El hombre se cree libre, ¿Pero no está más bien cautivo como un pájaro en su jaula? Al desobedecer a Dios se colocó bajo el dominio despiadado de Satanás. Mas Jesús vino a este mundo para destruir las obras del diablo, para proclamar “libertad a los cautivos, y a los presos apertura de la cárcel” (Isaías 61:1). Convertirse, recibirle como Salvador y Señor, no es otra cosa que cambiar de dueño. Es pasar del dominio de un amo cruel a un Amo dulce y humilde, infinitamente cariñoso y que merece ser amado (Mateo 11:28-30).

El apóstol Pablo y Silas, aunque estaban encarcelados en Filipos, cantaban y oraban (Hechos 16:23-25). Su fe triunfaba sobre sus sufrimientos. Todas las circunstancias de su vida, atravesadas con su Maestro, llegaron a ser fuente de paz y de gozo. Esta es la verdadera libertad.

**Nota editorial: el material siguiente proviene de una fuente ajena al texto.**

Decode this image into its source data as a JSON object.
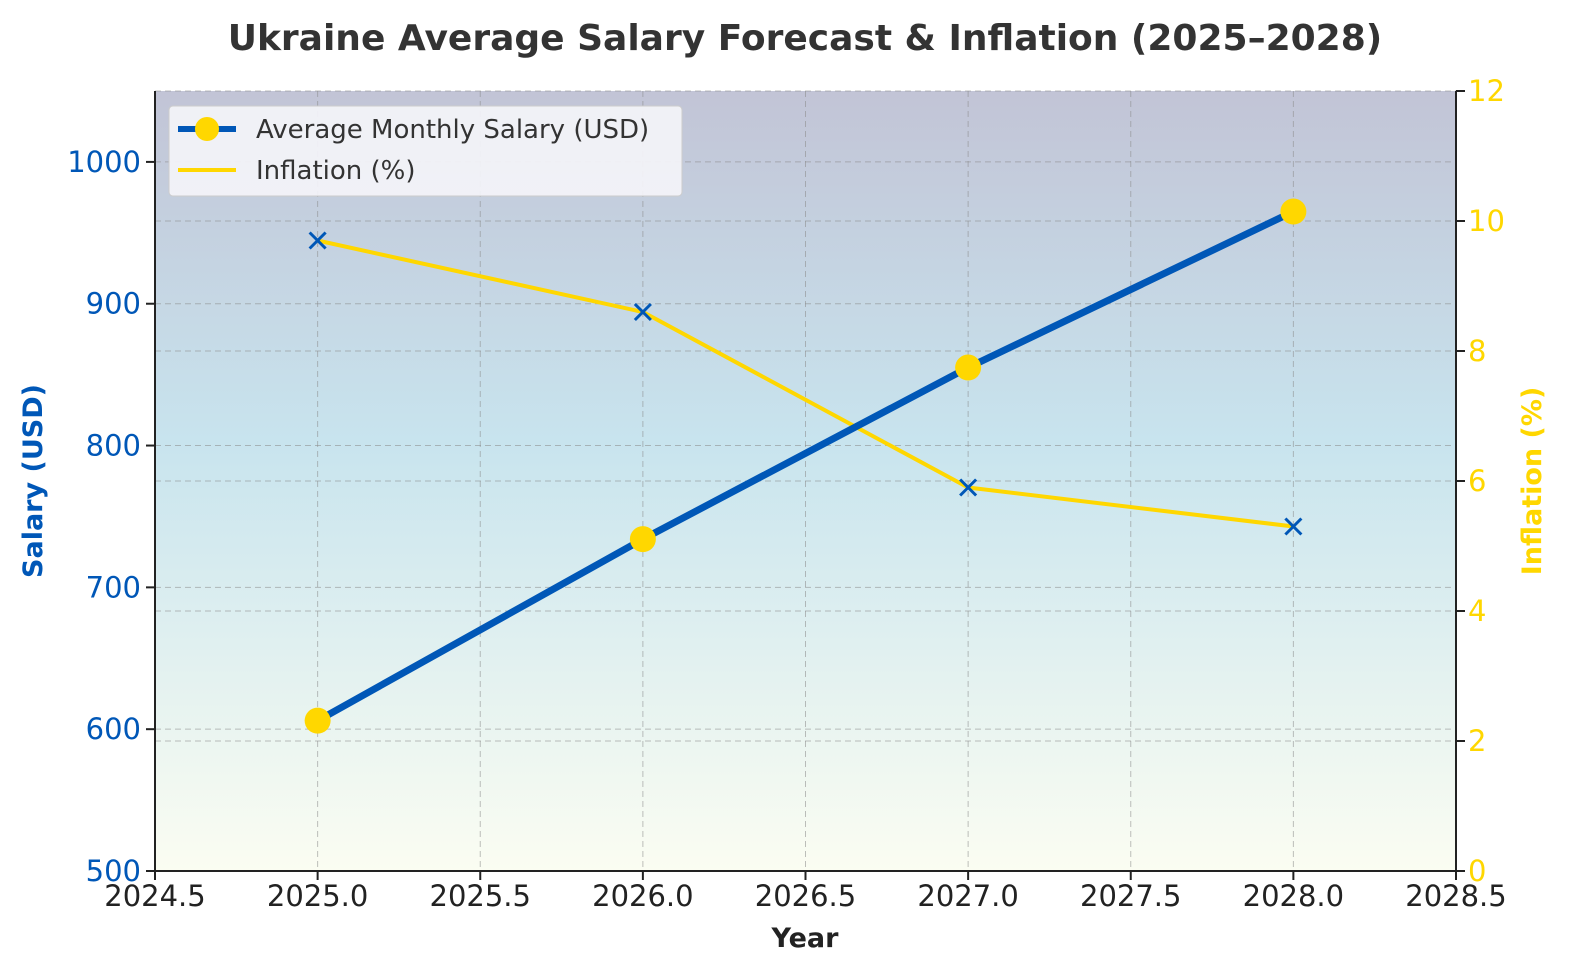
{
  "chart_data": {
    "type": "line",
    "title": "Ukraine Average Salary Forecast & Inflation (2025–2028)",
    "xlabel": "Year",
    "ylabel_left": "Salary (USD)",
    "ylabel_right": "Inflation (%)",
    "x": [
      2025,
      2026,
      2027,
      2028
    ],
    "xlim": [
      2024.5,
      2028.5
    ],
    "x_ticks": [
      2024.5,
      2025.0,
      2025.5,
      2026.0,
      2026.5,
      2027.0,
      2027.5,
      2028.0,
      2028.5
    ],
    "x_tick_labels": [
      "2024.5",
      "2025.0",
      "2025.5",
      "2026.0",
      "2026.5",
      "2027.0",
      "2027.5",
      "2028.0",
      "2028.5"
    ],
    "ylim_left": [
      500,
      1050
    ],
    "y_ticks_left": [
      500,
      600,
      700,
      800,
      900,
      1000
    ],
    "ylim_right": [
      0,
      12
    ],
    "y_ticks_right": [
      0,
      2,
      4,
      6,
      8,
      10,
      12
    ],
    "grid": true,
    "legend_position": "top-left",
    "series": [
      {
        "name": "Average Monthly Salary (USD)",
        "axis": "left",
        "values": [
          606,
          734,
          855,
          965
        ],
        "color": "#0057B7",
        "marker": "circle",
        "marker_color": "#FFD700"
      },
      {
        "name": "Inflation (%)",
        "axis": "right",
        "values": [
          9.7,
          8.6,
          5.9,
          5.3
        ],
        "color": "#FFD700",
        "marker": "x",
        "marker_color": "#0057B7"
      }
    ],
    "colors": {
      "salary_axis": "#0057B7",
      "inflation_axis": "#FFD700",
      "background_top": "#C2C4D6",
      "background_mid": "#C8E4EE",
      "background_bottom": "#FBFDF2"
    }
  }
}
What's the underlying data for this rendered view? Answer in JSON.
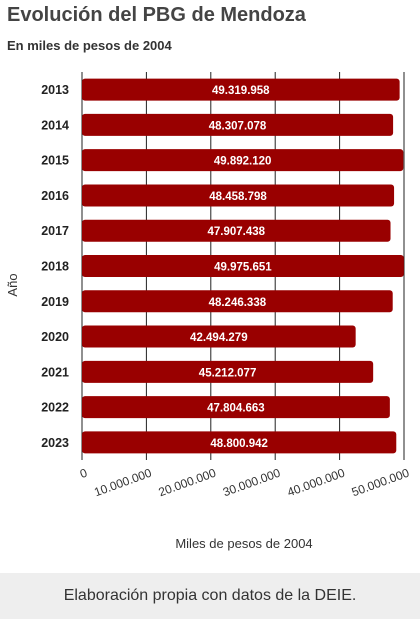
{
  "header": {
    "title": "Evolución del PBG de Mendoza",
    "subtitle": "En miles de pesos de 2004"
  },
  "footer": {
    "text": "Elaboración propia con datos de la DEIE."
  },
  "colors": {
    "bar": "#990000",
    "bar_label": "#ffffff",
    "grid": "#222222"
  },
  "chart_data": {
    "type": "bar",
    "orientation": "horizontal",
    "title": "Evolución del PBG de Mendoza",
    "subtitle": "En miles de pesos de 2004",
    "xlabel": "Miles de pesos de 2004",
    "ylabel": "Año",
    "xlim": [
      0,
      50000000
    ],
    "grid": true,
    "categories": [
      "2013",
      "2014",
      "2015",
      "2016",
      "2017",
      "2018",
      "2019",
      "2020",
      "2021",
      "2022",
      "2023"
    ],
    "values": [
      49319958,
      48307078,
      49892120,
      48458798,
      47907438,
      49975651,
      48246338,
      42494279,
      45212077,
      47804663,
      48800942
    ],
    "value_labels": [
      "49.319.958",
      "48.307.078",
      "49.892.120",
      "48.458.798",
      "47.907.438",
      "49.975.651",
      "48.246.338",
      "42.494.279",
      "45.212.077",
      "47.804.663",
      "48.800.942"
    ],
    "ticks": [
      0,
      10000000,
      20000000,
      30000000,
      40000000,
      50000000
    ],
    "tick_labels": [
      "0",
      "10.000.000",
      "20.000.000",
      "30.000.000",
      "40.000.000",
      "50.000.000"
    ]
  }
}
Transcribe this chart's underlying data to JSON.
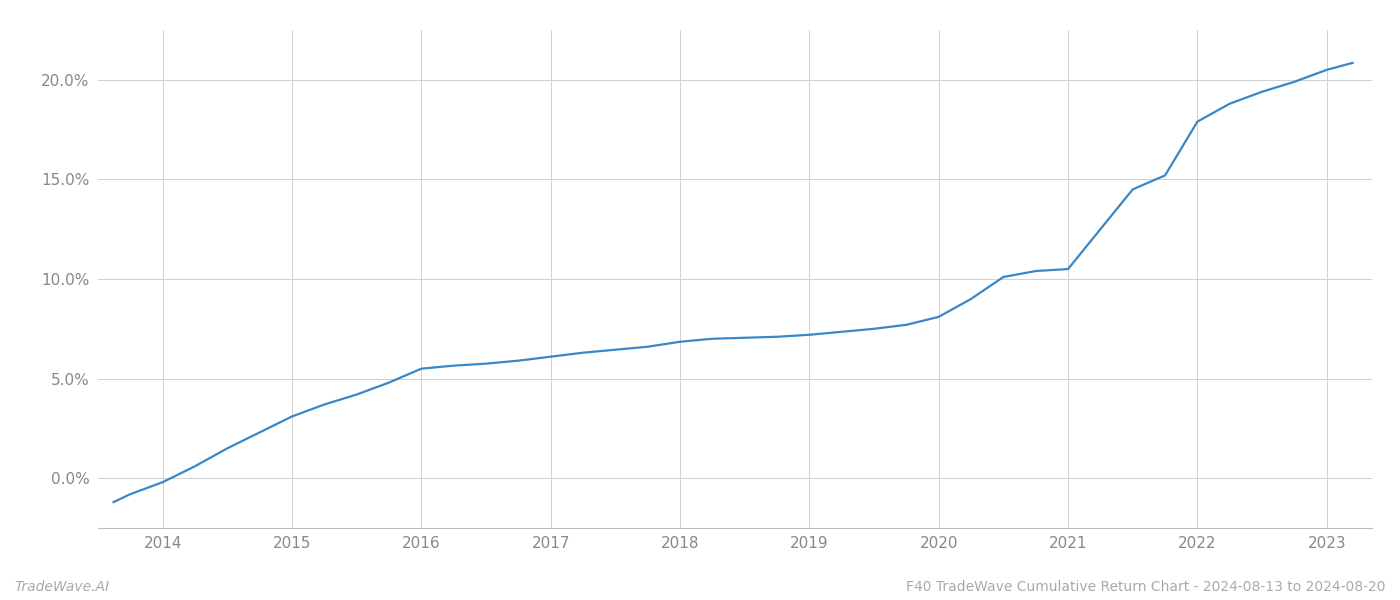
{
  "title": "F40 TradeWave Cumulative Return Chart - 2024-08-13 to 2024-08-20",
  "watermark": "TradeWave.AI",
  "line_color": "#3a87c8",
  "background_color": "#ffffff",
  "grid_color": "#d0d0d0",
  "x_values": [
    2013.62,
    2013.75,
    2014.0,
    2014.25,
    2014.5,
    2014.75,
    2015.0,
    2015.25,
    2015.5,
    2015.75,
    2016.0,
    2016.25,
    2016.5,
    2016.75,
    2017.0,
    2017.25,
    2017.5,
    2017.75,
    2018.0,
    2018.25,
    2018.5,
    2018.75,
    2019.0,
    2019.25,
    2019.5,
    2019.75,
    2020.0,
    2020.25,
    2020.5,
    2020.75,
    2021.0,
    2021.25,
    2021.5,
    2021.75,
    2022.0,
    2022.25,
    2022.5,
    2022.75,
    2023.0,
    2023.2
  ],
  "y_values": [
    -1.2,
    -0.8,
    -0.2,
    0.6,
    1.5,
    2.3,
    3.1,
    3.7,
    4.2,
    4.8,
    5.5,
    5.65,
    5.75,
    5.9,
    6.1,
    6.3,
    6.45,
    6.6,
    6.85,
    7.0,
    7.05,
    7.1,
    7.2,
    7.35,
    7.5,
    7.7,
    8.1,
    9.0,
    10.1,
    10.4,
    10.5,
    12.5,
    14.5,
    15.2,
    17.9,
    18.8,
    19.4,
    19.9,
    20.5,
    20.85
  ],
  "xlim": [
    2013.5,
    2023.35
  ],
  "ylim": [
    -2.5,
    22.5
  ],
  "xticks": [
    2014,
    2015,
    2016,
    2017,
    2018,
    2019,
    2020,
    2021,
    2022,
    2023
  ],
  "yticks": [
    0.0,
    5.0,
    10.0,
    15.0,
    20.0
  ],
  "ytick_labels": [
    "0.0%",
    "5.0%",
    "10.0%",
    "15.0%",
    "20.0%"
  ],
  "line_width": 1.6,
  "figsize": [
    14.0,
    6.0
  ],
  "dpi": 100
}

El primer texto bíblico del encabezamiento nos invita a no dejarnos esclavizar por la atracción de las riquezas, del poder, de una vida hiperactiva, del sexo…

Todas estas son trampas tendidas por Satanás, quien quiere arruinar no nuestra alma, pues no puede hacerlo, sino nuestra vida cristiana en la tierra.

El secreto para escapar a sus ardides es conocer la gracia de Dios, la cual nos exhorta a esto: “Renunciando a la impiedad y a los deseos mundanos, vivamos en este siglo sobria, justa y piadosamente” (Tito 2:11-12).